Practicality of generalization guarantees for unsupervised domain adaptation with neural networks

A survey of the field of unsupervised domain adaptation bounds show us that only a few of them are actually computable

Minimum bound values achieved

In sensitive applications such as healthcare we are generally concerned with not only the performance of our models on training data; but also when we apply them to unseen data which might come from a different distribution. In these situations we generally do not have access to labeled data which puts us in the unsupervised domain adaptation setting. Generalization bounds in this setting are generally used for model selection or as inspiration for new algorithms. However, if we are interested in performance guarantees on out-of-distribution samples the literature is more sparse. We set out to remedy this by investigating if there are bounds which can satisfy three specific desiderata: computability, estimability and tightness.

We survey the field of domain adaptation generalization bounds and find that most of the existing literature cannot satisfy these desiderata even under the strong assumptions of covariate shift and overlapping support. We identify bounds based on the PAC-Bayes framework as the most promising for achieving computable bounds.
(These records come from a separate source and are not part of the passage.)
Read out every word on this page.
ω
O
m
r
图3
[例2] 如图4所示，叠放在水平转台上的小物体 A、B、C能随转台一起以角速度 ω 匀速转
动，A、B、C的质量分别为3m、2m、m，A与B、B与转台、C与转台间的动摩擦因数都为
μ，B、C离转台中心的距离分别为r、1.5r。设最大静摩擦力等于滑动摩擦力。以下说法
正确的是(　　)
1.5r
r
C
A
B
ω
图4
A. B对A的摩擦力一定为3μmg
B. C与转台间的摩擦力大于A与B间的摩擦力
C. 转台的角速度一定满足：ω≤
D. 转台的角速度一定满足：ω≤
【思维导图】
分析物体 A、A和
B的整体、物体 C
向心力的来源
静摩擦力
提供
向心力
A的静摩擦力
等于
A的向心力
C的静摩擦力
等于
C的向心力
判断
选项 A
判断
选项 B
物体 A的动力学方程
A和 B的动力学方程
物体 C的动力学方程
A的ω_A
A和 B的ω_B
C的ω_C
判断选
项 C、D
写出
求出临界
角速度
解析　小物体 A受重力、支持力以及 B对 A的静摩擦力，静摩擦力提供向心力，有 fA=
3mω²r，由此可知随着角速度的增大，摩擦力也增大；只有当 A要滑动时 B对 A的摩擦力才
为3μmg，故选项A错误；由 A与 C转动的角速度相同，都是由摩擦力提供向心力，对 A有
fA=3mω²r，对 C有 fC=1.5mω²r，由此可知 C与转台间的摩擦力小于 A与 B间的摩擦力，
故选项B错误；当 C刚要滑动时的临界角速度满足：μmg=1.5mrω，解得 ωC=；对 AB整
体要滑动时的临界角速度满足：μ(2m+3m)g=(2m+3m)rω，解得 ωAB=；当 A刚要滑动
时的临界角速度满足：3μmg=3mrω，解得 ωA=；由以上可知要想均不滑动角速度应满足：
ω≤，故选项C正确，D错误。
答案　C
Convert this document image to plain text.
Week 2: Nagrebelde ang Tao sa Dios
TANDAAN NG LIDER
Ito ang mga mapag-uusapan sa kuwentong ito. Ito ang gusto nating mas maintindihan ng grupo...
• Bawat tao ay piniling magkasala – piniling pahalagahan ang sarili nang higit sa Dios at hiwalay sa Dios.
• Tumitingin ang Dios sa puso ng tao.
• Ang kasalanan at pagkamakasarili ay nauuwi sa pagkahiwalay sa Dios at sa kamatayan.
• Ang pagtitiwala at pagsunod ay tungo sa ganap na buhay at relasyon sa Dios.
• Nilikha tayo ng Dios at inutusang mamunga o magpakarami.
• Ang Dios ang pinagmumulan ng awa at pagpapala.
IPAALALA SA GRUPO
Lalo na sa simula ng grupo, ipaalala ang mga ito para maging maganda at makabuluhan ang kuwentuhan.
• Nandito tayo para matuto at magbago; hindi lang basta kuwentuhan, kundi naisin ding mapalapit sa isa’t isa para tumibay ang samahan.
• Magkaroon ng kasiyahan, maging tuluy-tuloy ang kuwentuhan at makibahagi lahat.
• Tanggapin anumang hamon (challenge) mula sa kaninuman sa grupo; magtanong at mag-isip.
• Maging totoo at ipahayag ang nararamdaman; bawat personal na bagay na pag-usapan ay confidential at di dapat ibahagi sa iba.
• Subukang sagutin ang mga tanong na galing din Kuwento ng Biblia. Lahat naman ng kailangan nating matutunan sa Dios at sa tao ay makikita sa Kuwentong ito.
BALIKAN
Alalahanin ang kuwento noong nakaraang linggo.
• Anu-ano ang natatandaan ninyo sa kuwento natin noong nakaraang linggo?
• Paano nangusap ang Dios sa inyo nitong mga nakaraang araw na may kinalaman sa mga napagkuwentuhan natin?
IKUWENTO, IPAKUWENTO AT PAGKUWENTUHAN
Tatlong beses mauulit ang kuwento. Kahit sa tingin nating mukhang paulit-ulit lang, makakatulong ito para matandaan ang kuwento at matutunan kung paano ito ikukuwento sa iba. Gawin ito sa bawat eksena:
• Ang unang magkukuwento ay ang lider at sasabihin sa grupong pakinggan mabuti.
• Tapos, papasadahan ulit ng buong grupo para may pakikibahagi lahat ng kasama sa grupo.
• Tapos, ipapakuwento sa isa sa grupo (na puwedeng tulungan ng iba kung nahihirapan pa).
We compute and compare two bounds from the literature with two extension of previous work by McAllester [1] with importance weighting and MMD. If you are interested you are welcome to read more about this in our paper [2]. In it we compute several domain adaptation bounds based on the PAC-Bayes framework and investigate their tightness for different image classification tasks.

[1] David A. McAllester. A PAC-Bayesian Tutorial with A Dropout Bound. arXiv e-prints, 1307: arXiv:1307.2118, July 2013
[2] Adam Breitholtz and Fredrik Johansson. Practicality of generalization guarantees for unsupervised domain adaptation with neural networks. In submission, 2022.